2011 yılında çıkardığı kitapla oldukça sevdiği mutfak alanına bir de yazılı bir eser kazandıran Natali Yarcan, bu kitabın ve kazandığı “ Türkiye’deki En İyi Yemek Kitabı” ödülünün büyük bir gurur kaynağı olduğunu vurguladı. Yarcan bu süreç hakkında: “Kitabım Türkiye’den gelen “En İyi ilk ÇıkmışYemek Kitabi” (Best First Cookbook) seçildi. Ayrıca dünya çapındaki yarışmada finale kalıp Dünya 3.sü oldu. Benim için bu ödül ilk yemek kitabim olarak büyük gurur kaynağı. Kitabı yarışmaya tabiri caizse son dakikada göndermiştik, hatta daha matbaadan basılmamış ozalit kopyasını gönderdik. Ödül kazandığında çok şaşırmış ve sevinmiştim. Annemi kaybettikten sonra ona ithafen çıkarttığım bir kitap olmasından dolayı bu kitabımın benim için manevi anlamı çok büyüktür.” açıklamalarında bulundu.
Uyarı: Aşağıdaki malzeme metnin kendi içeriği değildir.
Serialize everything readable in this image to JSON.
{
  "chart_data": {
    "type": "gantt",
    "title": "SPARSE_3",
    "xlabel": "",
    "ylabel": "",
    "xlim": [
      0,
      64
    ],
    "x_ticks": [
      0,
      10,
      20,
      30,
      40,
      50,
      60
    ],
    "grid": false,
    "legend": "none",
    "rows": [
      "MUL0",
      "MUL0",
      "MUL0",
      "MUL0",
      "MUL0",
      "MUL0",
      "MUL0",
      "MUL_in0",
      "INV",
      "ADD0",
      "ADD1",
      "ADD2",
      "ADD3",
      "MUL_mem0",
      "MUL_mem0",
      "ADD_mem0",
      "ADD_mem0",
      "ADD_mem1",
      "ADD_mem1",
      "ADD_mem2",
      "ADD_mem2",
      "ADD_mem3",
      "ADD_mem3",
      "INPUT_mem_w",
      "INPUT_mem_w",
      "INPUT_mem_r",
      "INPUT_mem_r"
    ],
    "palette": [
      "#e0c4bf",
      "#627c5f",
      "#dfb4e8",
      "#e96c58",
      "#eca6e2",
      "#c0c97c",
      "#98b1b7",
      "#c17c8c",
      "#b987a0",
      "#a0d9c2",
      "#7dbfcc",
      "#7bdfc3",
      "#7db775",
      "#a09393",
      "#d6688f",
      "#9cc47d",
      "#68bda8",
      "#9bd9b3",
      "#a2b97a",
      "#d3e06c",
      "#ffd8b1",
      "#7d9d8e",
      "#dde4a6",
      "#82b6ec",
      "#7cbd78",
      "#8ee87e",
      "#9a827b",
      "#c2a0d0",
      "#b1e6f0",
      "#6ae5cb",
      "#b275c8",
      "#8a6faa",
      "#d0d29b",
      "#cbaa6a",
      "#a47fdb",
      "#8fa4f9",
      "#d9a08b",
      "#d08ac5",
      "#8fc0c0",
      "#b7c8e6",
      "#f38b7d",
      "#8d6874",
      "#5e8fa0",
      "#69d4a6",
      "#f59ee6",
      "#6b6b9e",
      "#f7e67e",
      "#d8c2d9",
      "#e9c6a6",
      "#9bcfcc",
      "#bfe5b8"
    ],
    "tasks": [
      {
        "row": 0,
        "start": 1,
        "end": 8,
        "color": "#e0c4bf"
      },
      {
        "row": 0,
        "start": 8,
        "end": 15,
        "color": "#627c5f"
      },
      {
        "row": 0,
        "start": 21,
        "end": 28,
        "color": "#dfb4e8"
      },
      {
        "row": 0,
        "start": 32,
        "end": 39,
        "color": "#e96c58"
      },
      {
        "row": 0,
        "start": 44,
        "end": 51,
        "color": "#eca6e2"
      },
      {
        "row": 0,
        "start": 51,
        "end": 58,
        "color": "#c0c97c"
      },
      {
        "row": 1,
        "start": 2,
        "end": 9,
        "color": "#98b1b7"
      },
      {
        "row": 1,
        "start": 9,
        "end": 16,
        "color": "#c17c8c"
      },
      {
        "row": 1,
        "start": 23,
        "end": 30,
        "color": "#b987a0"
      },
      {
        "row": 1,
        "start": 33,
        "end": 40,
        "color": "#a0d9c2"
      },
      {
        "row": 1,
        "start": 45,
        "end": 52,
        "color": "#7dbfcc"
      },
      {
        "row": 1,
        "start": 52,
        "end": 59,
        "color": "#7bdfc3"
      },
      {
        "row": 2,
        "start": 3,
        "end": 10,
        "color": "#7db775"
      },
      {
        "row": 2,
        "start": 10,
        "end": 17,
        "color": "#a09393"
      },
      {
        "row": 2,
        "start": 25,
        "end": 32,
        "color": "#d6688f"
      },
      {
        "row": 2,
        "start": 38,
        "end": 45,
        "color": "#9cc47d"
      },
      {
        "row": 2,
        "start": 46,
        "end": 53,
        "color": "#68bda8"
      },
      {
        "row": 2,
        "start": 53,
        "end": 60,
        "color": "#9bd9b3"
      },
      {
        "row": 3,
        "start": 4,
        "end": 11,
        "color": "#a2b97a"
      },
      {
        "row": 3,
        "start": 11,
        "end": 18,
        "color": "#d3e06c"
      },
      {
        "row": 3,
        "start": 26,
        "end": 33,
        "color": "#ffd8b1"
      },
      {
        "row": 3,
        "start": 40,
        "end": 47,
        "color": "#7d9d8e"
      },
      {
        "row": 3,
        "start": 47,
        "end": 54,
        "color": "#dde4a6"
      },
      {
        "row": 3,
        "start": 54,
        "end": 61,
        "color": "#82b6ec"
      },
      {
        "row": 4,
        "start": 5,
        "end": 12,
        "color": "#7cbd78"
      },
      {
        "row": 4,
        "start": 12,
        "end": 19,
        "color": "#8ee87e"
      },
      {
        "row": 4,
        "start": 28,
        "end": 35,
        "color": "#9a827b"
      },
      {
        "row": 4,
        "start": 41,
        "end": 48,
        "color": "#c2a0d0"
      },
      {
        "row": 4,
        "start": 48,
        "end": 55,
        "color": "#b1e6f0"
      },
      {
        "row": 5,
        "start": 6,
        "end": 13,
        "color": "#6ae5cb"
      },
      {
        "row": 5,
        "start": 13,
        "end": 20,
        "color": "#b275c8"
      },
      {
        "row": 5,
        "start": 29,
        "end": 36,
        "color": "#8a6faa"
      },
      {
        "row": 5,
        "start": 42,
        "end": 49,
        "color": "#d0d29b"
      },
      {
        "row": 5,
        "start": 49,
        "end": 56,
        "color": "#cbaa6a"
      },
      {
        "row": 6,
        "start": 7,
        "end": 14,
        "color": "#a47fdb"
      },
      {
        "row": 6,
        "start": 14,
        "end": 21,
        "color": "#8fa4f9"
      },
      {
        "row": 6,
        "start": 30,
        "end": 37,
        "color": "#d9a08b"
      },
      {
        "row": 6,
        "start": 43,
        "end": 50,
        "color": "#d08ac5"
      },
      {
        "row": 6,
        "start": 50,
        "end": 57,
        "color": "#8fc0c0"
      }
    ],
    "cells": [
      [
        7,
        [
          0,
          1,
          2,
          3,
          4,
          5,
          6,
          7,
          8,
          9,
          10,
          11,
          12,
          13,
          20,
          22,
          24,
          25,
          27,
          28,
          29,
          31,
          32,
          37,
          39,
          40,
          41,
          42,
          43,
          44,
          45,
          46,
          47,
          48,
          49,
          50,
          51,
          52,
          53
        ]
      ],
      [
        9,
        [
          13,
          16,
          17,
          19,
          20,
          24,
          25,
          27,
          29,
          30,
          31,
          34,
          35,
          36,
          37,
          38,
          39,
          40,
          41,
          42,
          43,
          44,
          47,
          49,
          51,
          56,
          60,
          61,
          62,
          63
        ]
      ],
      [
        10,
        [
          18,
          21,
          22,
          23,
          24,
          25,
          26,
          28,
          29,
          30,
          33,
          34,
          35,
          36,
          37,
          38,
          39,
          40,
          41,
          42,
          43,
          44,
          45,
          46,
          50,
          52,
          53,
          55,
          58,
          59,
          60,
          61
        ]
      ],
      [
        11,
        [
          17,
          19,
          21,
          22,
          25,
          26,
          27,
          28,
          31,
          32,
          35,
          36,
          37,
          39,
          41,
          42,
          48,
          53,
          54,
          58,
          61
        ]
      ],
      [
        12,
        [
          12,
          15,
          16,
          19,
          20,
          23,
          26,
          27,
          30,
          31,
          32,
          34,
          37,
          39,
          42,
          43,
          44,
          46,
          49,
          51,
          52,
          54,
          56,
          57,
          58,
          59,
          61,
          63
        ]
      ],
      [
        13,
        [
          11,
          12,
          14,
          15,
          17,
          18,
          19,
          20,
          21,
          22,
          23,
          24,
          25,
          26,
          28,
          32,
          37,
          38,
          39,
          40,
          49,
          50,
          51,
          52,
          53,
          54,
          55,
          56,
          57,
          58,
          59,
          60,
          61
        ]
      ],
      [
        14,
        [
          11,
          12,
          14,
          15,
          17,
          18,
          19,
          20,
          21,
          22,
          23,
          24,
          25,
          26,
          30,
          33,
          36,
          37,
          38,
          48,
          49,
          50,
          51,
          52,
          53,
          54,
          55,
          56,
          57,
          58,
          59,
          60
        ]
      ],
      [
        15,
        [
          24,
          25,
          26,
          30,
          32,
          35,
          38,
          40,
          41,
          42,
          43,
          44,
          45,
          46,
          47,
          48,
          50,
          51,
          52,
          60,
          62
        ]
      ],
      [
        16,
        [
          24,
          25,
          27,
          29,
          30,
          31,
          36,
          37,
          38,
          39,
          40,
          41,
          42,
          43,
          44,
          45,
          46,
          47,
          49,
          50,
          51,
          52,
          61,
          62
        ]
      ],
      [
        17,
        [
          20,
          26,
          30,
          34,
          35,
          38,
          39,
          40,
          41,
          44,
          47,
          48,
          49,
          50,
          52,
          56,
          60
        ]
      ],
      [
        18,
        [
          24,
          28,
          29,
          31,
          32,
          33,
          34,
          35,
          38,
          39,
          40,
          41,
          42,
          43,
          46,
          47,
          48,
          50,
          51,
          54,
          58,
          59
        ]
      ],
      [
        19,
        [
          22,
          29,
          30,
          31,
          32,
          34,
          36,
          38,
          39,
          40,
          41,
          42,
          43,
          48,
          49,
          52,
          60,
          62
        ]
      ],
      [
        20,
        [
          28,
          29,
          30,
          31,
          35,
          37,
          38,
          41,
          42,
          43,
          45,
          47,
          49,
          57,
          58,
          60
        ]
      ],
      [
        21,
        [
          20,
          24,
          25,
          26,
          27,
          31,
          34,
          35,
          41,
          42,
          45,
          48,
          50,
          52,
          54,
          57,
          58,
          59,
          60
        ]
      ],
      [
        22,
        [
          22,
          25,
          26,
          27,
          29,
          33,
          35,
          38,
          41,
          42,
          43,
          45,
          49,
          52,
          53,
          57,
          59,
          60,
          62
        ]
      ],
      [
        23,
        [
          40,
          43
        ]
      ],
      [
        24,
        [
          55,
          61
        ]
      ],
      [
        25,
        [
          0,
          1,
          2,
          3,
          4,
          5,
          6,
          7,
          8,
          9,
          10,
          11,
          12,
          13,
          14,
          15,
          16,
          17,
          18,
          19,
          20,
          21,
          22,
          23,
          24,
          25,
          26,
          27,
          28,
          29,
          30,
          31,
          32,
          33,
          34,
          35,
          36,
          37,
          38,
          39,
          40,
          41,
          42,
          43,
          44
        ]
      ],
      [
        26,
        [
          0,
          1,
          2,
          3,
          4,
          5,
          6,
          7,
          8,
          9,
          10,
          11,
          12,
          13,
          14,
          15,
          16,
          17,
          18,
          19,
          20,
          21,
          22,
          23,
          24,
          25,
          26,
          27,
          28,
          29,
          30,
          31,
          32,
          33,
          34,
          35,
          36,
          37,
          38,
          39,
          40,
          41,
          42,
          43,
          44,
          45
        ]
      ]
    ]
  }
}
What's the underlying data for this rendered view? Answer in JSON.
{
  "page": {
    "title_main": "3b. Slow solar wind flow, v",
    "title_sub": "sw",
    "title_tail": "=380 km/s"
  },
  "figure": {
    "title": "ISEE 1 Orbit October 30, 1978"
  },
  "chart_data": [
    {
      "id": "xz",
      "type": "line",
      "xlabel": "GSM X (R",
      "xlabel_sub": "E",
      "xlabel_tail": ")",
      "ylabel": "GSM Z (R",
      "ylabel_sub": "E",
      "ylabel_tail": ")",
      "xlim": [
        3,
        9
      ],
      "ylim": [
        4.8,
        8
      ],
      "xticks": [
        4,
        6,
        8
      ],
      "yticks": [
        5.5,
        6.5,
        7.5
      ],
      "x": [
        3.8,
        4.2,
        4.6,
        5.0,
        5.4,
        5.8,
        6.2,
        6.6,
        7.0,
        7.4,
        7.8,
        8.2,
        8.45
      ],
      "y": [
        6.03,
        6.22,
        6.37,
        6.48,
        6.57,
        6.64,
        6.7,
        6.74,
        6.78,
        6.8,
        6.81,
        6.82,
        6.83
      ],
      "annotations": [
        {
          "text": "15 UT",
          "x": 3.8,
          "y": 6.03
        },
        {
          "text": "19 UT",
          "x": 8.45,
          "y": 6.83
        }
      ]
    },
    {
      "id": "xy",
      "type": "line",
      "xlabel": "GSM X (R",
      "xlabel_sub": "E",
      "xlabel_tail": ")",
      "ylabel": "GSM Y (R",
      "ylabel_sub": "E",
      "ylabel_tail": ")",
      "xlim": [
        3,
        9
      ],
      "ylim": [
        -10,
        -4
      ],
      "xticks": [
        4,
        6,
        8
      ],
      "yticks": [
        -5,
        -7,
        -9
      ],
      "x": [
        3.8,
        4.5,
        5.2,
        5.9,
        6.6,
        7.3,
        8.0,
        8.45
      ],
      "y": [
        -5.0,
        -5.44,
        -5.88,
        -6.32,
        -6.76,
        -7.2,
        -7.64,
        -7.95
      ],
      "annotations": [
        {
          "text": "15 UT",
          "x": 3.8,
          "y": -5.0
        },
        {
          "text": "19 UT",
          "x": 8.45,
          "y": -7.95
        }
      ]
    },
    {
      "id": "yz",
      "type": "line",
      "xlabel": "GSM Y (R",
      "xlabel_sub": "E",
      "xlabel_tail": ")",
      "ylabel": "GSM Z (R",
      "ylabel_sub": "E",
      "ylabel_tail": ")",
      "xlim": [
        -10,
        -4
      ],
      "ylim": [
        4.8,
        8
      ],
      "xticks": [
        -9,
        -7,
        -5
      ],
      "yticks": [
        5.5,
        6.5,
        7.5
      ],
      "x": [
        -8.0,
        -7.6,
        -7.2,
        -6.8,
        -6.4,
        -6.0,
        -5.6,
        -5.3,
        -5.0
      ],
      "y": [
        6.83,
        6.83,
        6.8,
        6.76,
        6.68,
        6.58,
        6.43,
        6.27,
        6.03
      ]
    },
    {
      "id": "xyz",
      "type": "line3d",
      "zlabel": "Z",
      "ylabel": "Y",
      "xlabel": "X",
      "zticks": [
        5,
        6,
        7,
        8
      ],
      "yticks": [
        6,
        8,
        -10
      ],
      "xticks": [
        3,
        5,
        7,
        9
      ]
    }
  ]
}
“Patisserie’nin benim için yeri apayrı, Kimyası, malzemelerin dengesi ahengi her gün beni cezbediyor.” diyen Natali YarcanPatisserie dışında da sağlıklı tarifler yaratma ve geliştirmenin de bir başka ilgi alanı olduğunu belirtti. Yaşam tarzı ve yaptığı sporla birlikte yaklaşık 10 senedir sağlıklı beslenmeye dikkat ettiğini vurgulayan Yarcan; bir tatlıyı rafine şeker, un veya zararlı yağlar kullanmadan hazırlamaya çalıştığını ve sağlıklı atıştırmalıklar tükettiğini açıkladı.
“Rum ve Ermeni Mutfağının Mezeleri Vazgeçilmez”
Son olarak eski bir İstanbullu olarak İstanbul mutfağındaki favori lezzetlerinden bahseden Natali Yarcan, İstanbul deniz mutfağına ait her türlü mezeyi beğendiğini söyledi. Bunun yanı sıra Yarcan: “Rum ve Ermeni mutfağının birebir etkisi olan mezeleri benim için vazgeçilmez olarak adlandırabilirim. Beyaz pilaki, tarator, lakerda, patlıcan salatası ve son zamanlarda pek yiyemesek de midye dolma gibi örneklerle sıralayabilirim.” ifadelerinde bulunarak sözlerine son verdi.